WOW. In an age of computer generated imagery, where technology makes anything possible on screen, it would seem truly Mission: Impossible to rouse such a reaction from a jaded reviewer.
Yet Tom Cruise does precisely that in Fallout via the simple means of hurling CGI off the nearest cliff and going back to action movie basics. If there is any dangling from helicopters to be done, tall buildings to leap between, or planes to jump from, the now 56-year-old does it himself. When it comes to movie bangs for your buck, Cruise, bless his crazy cotton socks, delivers an atom bomb’s worth of thrills.
This is the sixth Mission: Impossible with Cruise as special agent Ethan Hunt. The reboot of the Sixties television show leaves enough of a gap between pictures to make each instalment something of an event, a rare trick in this sequel-packed age. That is one reason for M:I’s success. Another, aside from the stunts, is that it keeps things simple. Hunt is given a mission, which he always accepts, to right a terrible wrong. Let the mayhem commence.
This time round, a band of terrorists are trying to get hold of nuclear weapons to start a global war. Hunt, with trusty sidekicks Luther and Benji (Ving Rhames and Simon Pegg) is on the case, but a rendezvous with an arms dealers goes awry.
CIA chief Erica Sloan (the ever wonderful Angela Bassett) accuses the Impossible Missions Force (IMF) of being a “Halloween” joke of an outfit, complete with masks. To make sure they do not mess up again, she sends her own agent, August Walker (Henry “Superman” Cavill), on the mission with Hunt. A star needs a pretty robust sense of his own worth to line up against an actor who is younger, and let’s face it taller, than he is, but Cruise seems to treat this as just another dare.
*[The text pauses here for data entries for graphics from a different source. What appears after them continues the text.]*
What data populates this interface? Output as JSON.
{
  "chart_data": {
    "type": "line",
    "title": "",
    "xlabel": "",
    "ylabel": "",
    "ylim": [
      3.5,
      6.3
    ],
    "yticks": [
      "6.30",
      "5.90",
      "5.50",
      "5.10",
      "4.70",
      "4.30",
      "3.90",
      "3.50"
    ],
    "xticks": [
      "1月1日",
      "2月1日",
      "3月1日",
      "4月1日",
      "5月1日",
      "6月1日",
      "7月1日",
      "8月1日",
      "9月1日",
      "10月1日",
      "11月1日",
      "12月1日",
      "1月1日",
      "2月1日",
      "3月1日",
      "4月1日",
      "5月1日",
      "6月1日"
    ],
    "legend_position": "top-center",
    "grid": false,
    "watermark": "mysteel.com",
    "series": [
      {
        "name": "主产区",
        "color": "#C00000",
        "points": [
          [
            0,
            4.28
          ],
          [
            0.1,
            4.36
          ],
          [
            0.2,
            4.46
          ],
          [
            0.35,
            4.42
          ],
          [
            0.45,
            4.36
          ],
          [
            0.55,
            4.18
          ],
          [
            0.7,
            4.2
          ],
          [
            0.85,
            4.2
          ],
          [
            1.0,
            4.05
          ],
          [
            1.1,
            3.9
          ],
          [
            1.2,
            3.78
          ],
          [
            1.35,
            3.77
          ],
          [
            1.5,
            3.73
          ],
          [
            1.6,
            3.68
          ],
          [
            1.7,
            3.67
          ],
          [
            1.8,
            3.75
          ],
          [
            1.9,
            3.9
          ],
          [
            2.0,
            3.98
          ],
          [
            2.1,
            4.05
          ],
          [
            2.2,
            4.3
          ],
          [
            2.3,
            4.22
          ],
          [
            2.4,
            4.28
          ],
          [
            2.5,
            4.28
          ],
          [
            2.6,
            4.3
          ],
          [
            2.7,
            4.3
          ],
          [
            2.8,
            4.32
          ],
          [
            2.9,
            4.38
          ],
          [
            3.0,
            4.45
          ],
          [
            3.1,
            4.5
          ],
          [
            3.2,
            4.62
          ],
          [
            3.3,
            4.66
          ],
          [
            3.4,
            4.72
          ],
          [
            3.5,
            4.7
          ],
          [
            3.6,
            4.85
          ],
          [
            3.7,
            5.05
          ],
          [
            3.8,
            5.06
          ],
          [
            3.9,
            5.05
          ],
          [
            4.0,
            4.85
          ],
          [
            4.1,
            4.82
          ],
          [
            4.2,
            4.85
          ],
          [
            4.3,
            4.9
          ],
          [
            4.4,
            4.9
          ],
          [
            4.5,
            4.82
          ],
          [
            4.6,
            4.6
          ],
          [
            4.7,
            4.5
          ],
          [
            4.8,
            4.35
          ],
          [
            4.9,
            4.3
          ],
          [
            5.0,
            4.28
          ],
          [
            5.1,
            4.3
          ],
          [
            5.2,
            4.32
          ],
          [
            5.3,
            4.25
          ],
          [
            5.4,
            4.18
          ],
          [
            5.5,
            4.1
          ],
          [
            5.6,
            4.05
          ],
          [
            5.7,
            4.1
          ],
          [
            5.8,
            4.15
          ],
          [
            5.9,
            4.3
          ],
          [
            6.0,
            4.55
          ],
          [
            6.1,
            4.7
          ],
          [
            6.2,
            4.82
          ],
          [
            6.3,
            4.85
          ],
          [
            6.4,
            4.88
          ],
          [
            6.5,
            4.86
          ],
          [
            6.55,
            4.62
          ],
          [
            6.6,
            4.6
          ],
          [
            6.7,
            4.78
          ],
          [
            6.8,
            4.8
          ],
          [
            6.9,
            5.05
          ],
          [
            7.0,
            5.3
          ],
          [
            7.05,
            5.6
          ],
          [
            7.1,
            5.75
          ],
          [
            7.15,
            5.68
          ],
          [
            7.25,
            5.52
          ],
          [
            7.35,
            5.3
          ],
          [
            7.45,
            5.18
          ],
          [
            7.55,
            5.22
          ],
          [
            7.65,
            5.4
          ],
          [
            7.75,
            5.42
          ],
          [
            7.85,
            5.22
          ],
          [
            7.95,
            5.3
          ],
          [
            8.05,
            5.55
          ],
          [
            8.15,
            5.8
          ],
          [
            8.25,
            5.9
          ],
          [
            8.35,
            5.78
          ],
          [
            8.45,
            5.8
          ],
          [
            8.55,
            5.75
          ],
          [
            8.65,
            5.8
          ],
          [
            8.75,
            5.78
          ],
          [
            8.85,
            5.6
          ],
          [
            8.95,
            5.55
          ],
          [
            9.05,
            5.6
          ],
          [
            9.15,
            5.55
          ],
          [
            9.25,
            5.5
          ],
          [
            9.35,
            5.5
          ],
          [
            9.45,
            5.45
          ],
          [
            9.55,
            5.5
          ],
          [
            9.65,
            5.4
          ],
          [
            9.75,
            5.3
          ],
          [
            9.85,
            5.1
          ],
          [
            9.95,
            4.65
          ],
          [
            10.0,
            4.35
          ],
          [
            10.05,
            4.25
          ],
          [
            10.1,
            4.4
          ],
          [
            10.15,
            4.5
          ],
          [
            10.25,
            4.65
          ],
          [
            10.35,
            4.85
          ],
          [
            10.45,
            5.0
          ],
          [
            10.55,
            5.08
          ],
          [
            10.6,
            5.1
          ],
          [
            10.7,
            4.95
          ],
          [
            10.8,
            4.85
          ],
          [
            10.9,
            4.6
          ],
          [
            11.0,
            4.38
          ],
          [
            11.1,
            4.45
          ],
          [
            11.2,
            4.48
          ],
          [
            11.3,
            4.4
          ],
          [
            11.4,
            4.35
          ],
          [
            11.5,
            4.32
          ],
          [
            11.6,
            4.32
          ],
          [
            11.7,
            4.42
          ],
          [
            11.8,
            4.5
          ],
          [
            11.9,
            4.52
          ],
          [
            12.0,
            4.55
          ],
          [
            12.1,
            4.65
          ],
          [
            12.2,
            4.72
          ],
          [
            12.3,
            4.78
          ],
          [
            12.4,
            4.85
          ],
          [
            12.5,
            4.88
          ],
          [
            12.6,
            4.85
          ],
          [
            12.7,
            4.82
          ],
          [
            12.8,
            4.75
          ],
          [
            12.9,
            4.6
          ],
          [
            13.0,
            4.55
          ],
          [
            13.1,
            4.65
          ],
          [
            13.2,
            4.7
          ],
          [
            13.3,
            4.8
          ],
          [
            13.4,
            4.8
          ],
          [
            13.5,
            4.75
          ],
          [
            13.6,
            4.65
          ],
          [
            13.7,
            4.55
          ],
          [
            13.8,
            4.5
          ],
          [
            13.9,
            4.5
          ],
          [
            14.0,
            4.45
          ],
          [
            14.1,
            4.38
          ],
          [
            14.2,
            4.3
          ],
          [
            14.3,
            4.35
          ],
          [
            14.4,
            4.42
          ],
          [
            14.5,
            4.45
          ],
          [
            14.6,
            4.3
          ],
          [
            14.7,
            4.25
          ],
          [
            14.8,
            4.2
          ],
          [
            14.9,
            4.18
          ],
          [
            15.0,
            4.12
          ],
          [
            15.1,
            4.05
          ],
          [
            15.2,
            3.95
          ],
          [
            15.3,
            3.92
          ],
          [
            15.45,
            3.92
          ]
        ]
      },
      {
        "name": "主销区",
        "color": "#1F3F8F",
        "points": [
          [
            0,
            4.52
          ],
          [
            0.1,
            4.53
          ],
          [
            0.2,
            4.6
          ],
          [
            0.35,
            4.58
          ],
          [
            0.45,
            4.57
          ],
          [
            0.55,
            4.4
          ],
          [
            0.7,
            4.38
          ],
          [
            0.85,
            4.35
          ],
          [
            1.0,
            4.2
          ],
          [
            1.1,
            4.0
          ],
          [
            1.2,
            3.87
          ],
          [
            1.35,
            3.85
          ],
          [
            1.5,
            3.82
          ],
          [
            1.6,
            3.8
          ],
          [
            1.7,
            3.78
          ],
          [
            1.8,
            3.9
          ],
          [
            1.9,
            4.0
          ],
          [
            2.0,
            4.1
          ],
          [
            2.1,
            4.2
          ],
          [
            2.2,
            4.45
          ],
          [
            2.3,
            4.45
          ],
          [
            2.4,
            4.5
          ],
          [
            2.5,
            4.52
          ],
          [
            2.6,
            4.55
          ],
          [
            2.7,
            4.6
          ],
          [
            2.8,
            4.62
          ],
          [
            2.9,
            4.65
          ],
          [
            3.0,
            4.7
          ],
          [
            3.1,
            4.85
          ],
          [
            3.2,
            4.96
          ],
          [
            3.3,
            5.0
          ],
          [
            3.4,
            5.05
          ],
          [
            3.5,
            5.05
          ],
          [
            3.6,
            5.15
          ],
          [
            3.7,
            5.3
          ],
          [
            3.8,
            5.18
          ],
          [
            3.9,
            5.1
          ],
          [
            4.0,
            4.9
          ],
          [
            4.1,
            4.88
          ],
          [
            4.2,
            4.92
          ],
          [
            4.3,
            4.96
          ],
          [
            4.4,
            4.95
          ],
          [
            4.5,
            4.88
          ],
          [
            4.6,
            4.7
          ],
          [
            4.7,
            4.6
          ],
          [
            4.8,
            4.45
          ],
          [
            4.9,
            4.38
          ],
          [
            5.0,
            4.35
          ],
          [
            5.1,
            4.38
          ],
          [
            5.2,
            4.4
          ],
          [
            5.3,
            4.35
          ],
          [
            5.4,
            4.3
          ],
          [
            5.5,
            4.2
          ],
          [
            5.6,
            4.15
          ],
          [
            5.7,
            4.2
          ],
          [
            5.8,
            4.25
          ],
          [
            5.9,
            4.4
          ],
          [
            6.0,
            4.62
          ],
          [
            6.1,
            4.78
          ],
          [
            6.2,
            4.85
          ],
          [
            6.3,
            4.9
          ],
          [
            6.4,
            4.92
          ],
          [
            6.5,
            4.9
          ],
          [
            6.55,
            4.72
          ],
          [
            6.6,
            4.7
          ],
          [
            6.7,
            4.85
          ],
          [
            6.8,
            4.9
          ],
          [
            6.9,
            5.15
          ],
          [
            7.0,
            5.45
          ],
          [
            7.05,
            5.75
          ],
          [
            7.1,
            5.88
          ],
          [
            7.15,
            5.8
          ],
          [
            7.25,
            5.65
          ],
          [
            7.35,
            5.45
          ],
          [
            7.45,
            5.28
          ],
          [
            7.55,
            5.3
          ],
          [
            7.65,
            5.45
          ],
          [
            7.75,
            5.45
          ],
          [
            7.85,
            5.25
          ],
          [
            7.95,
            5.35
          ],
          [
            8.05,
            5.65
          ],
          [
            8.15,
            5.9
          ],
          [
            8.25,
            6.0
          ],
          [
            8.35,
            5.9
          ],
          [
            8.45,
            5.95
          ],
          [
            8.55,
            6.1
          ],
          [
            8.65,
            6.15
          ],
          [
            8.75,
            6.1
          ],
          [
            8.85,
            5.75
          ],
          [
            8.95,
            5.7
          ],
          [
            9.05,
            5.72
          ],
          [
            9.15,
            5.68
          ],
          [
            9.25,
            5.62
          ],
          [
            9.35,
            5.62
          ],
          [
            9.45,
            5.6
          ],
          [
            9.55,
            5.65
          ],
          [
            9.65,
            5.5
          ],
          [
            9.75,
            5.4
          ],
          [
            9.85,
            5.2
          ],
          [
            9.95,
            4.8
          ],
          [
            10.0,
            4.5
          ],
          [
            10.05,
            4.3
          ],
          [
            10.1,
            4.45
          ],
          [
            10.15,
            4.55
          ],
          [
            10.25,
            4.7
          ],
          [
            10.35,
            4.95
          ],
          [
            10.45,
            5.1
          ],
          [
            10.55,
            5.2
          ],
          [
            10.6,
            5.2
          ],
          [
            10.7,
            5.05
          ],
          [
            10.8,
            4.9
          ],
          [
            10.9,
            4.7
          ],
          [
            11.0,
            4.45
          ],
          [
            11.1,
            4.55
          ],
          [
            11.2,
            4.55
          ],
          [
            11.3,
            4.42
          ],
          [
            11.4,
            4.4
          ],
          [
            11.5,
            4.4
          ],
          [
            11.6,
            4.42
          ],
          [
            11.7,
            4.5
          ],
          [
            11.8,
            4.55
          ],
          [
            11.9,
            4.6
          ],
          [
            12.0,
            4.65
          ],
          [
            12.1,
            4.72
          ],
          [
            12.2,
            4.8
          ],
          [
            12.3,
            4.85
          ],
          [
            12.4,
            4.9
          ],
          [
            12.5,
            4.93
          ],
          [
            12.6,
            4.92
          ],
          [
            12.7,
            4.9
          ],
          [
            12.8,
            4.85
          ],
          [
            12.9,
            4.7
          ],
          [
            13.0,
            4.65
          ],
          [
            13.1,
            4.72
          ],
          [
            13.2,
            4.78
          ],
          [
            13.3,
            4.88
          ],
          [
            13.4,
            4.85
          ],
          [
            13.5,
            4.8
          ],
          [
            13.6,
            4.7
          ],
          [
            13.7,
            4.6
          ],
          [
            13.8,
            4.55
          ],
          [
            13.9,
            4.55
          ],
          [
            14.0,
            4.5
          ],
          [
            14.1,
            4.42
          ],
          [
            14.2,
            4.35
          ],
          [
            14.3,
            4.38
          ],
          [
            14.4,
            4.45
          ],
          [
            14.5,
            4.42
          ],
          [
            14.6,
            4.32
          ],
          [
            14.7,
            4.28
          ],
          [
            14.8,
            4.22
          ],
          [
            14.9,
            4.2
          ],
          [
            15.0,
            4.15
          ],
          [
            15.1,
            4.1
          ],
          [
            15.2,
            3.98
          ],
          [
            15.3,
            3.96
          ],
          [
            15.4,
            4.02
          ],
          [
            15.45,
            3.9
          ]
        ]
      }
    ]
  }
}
Their first daredevil act together is jumping out of a plane from a height so far above the clouds they need oxygen. Spectacular as this parachute drop into Paris is, the film is only just getting started. Among the sequences to follow is a fight between Hunt, Walker and an assailant in what has to be the world’s cleanest nightclub toilet. There are some things even Cruise will not put himself through for a film; being hurled around some lavvy with Trainspotting standards of hygiene is one of them.
Writer-director Christopher McQuarrie, helmer of the last M:I, handles the rest of the tale as if to the franchise born. There are lot of parts to slot into place, including the buddy stuff between Hunt and his crew, with Pegg happy to provide the comic relief once more as the team wimp (even if he now has a Hollywood-honed body of his own these days); some romantic interludes; and a spot of spy shenanigans. It is all present and correctly done, with some nice touches of sly humour. Everything, though, must take a back seat to the USP of M:I – the stunts. Any movie can be a secret service caper, but not many, with the exception of the later Bournes, throw themselves into the job with the kind of intensity on display here. From city to city, on motorbikes, in helicopters, up in the air, across the rooftops, Cruise keeps it as real as possible, to adrenaline-pumping effect.
Strange to say, but there is almost too much of this good thing. I would have been happy to say cheerio and thanks for all the thrills after the third or fourth stunt and the upteenth plot twist, but still they kept coming, right up until the end of the two and a half hour mark. Pack sandwiches and set bladders to brace.
Hamill acquits himself well as a counterbalance to Cruise, while Rebecca Ferguson, playing Ilsa Faust, makes a welcome return as an agent who can give as good as she gets. It is Cruise, though, old Top Gun himself, who is at the centre of the M:I world. On the strength of this blistering outing, it looks like he will be defying age, and the odds, for a while yet.